Unlike the competition, MPSTOR did not follow a path of integrating storage with compute but instead integrated virtualization into their storage software. This has allowed MPSTOR to provide a better infrastructure management solution as all the components, Compute, Storage and Networking are all virtualized but can be run on a single node or scaled out across a data center or any combination.

insideBIGDATA: Scalable cloud management obviously has an angle in the Big Data world. How do you see Orkestra best fitting in?

William Opperman: “Software Defined Everything” is a framework to build “Anything as a Service”. Orkestra will continue its roadmap from provisioning storage to virtual machines, real machines, storage centric services and tenant spaces to provisioning storage in storage centric applications like Hadoop.

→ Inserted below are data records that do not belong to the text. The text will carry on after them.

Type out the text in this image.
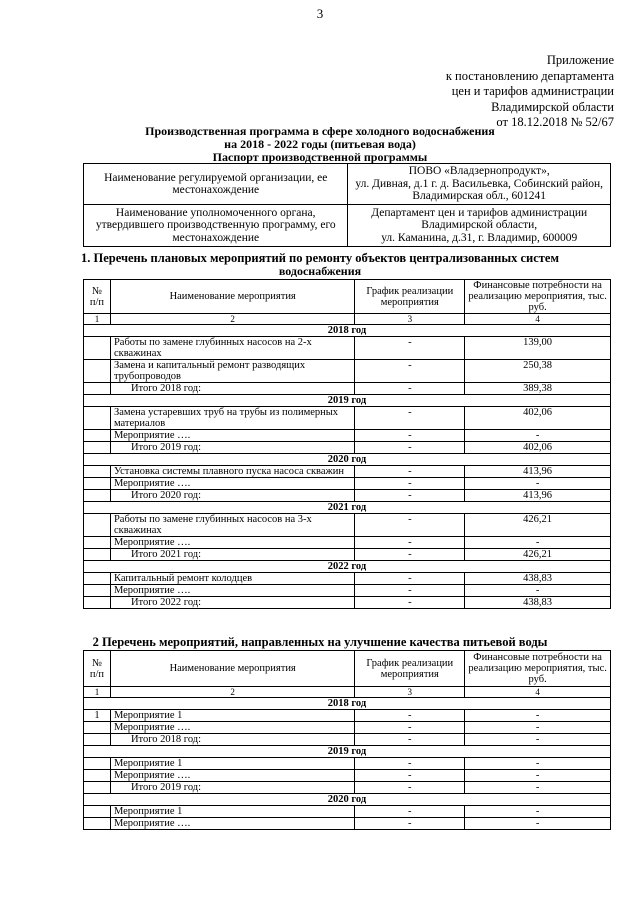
3
Приложение
к постановлению департамента
цен и тарифов администрации
Владимирской области
от 18.12.2018 № 52/67
Производственная программа в сфере холодного водоснабжения
на 2018 - 2022 годы (питьевая вода)
Паспорт производственной программы
Наименование регулируемой организации, ее местонахождение	ПОВО «Владзернопродукт»,
ул. Дивная, д.1 г. д. Васильевка, Собинский район,
Владимирская обл., 601241

Наименование уполномоченного органа, утвердившего производственную программу, его местонахождение	Департамент цен и тарифов администрации
Владимирской области,
ул. Каманина, д.31, г. Владимир, 600009
1. Перечень плановых мероприятий по ремонту объектов централизованных систем
водоснабжения
№ п/п	Наименование мероприятия	График реализации мероприятия	Финансовые потребности на реализацию мероприятия, тыс. руб.
1	2	3	4
2018 год			
	Работы по замене глубинных насосов на 2-х скважинах	-	139,00
	Замена и капитальный ремонт разводящих трубопроводов	-	250,38
	Итого 2018 год:	-	389,38
2019 год			
	Замена устаревших труб на трубы из полимерных материалов	-	402,06
	Мероприятие ….	-	-
	Итого 2019 год:	-	402,06
2020 год			
	Установка системы плавного пуска насоса скважин	-	413,96
	Мероприятие ….	-	-
	Итого 2020 год:	-	413,96
2021 год			
	Работы по замене глубинных насосов на 3-х скважинах	-	426,21
	Мероприятие ….	-	-
	Итого 2021 год:	-	426,21
2022 год			
	Капитальный ремонт колодцев	-	438,83
	Мероприятие ….	-	-
	Итого 2022 год:	-	438,83
2 Перечень мероприятий, направленных на улучшение качества питьевой воды
№ п/п	Наименование мероприятия	График реализации мероприятия	Финансовые потребности на реализацию мероприятия, тыс. руб.
1	2	3	4
2018 год			
1	Мероприятие 1	-	-
	Мероприятие ….	-	-
	Итого 2018 год:	-	-
2019 год			
	Мероприятие 1	-	-
	Мероприятие ….	-	-
	Итого 2019 год:	-	-
2020 год			
	Мероприятие 1	-	-
	Мероприятие ….	-	-
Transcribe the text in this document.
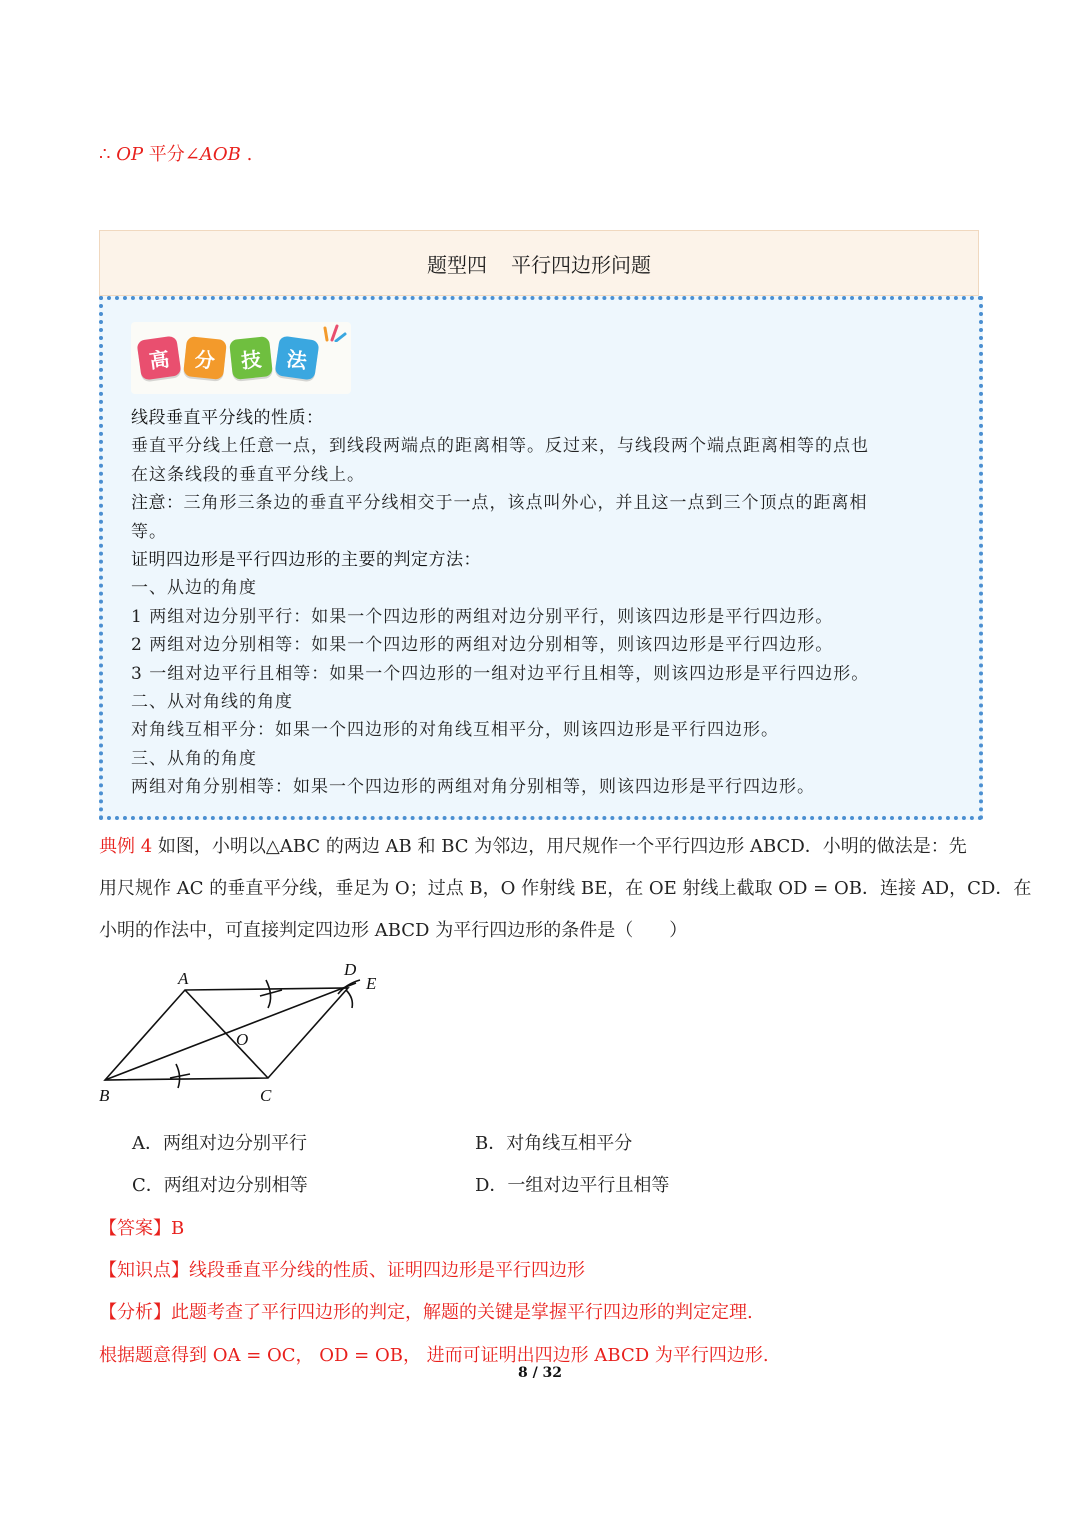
∴ OP 平分∠AOB .
题型四 平行四边形问题
高	分	技	法
线段垂直平分线的性质：
垂直平分线上任意一点，到线段两端点的距离相等。反过来，与线段两个端点距离相等的点也
在这条线段的垂直平分线上。
注意：三角形三条边的垂直平分线相交于一点，该点叫外心，并且这一点到三个顶点的距离相
等。
证明四边形是平行四边形的主要的判定方法：
一、从边的角度
1 两组对边分别平行：如果一个四边形的两组对边分别平行，则该四边形是平行四边形。
2 两组对边分别相等：如果一个四边形的两组对边分别相等，则该四边形是平行四边形。
3 一组对边平行且相等：如果一个四边形的一组对边平行且相等，则该四边形是平行四边形。
二、从对角线的角度
对角线互相平分：如果一个四边形的对角线互相平分，则该四边形是平行四边形。
三、从角的角度
两组对角分别相等：如果一个四边形的两组对角分别相等，则该四边形是平行四边形。
典例 4 如图，小明以△ABC 的两边 AB 和 BC 为邻边，用尺规作一个平行四边形 ABCD．小明的做法是：先
用尺规作 AC 的垂直平分线，垂足为 O；过点 B，O 作射线 BE，在 OE 射线上截取 OD = OB．连接 AD，CD．在
小明的作法中，可直接判定四边形 ABCD 为平行四边形的条件是（　　）
A	D
E
O
B	C
A．两组对边分别平行	B．对角线互相平分
C．两组对边分别相等	D．一组对边平行且相等
【答案】B
【知识点】线段垂直平分线的性质、证明四边形是平行四边形
【分析】此题考查了平行四边形的判定，解题的关键是掌握平行四边形的判定定理.
根据题意得到 OA = OC， OD = OB， 进而可证明出四边形 ABCD 为平行四边形.
8 / 32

MPSTOR is currently working on SDS enabled “data analytics as a service”. SDS with its knowledge and control of storage and compute locality promises to deliver an optimised virtual implementation of HADOOP and other data intensive scalable compute and storage frameworks.

insideBIGDATA: What about the future of Big Data? Where do you see data analytics heading?

 William Opperman: With growth in data analytics we will see two classes of “compute bound” operations, one “compute centric” and one “storage centric.” This will mean that storage, along with its traditional role of storing data, will need to offer storage offload functions to process data without moving it.

Traditional implementations of Hadoop try to solve the compute/IO issue by having very high coupling between processing and storage. This high coupling paradigm is at odds with virtualization and physical disaggregation of compute storage and networking.

Disaggregation which allows software defined everything is a pre-requisite for “Data analytics as a service.” Storage offload processing and a normalized API to achieve it between compute and the storage array is the future of high performance but disaggregated scalable compute and storage.

Big data is a route back for Big Iron to make its block storage more relevant in the virtualized world where “cheap” object storage is being used increasingly in data processing environments.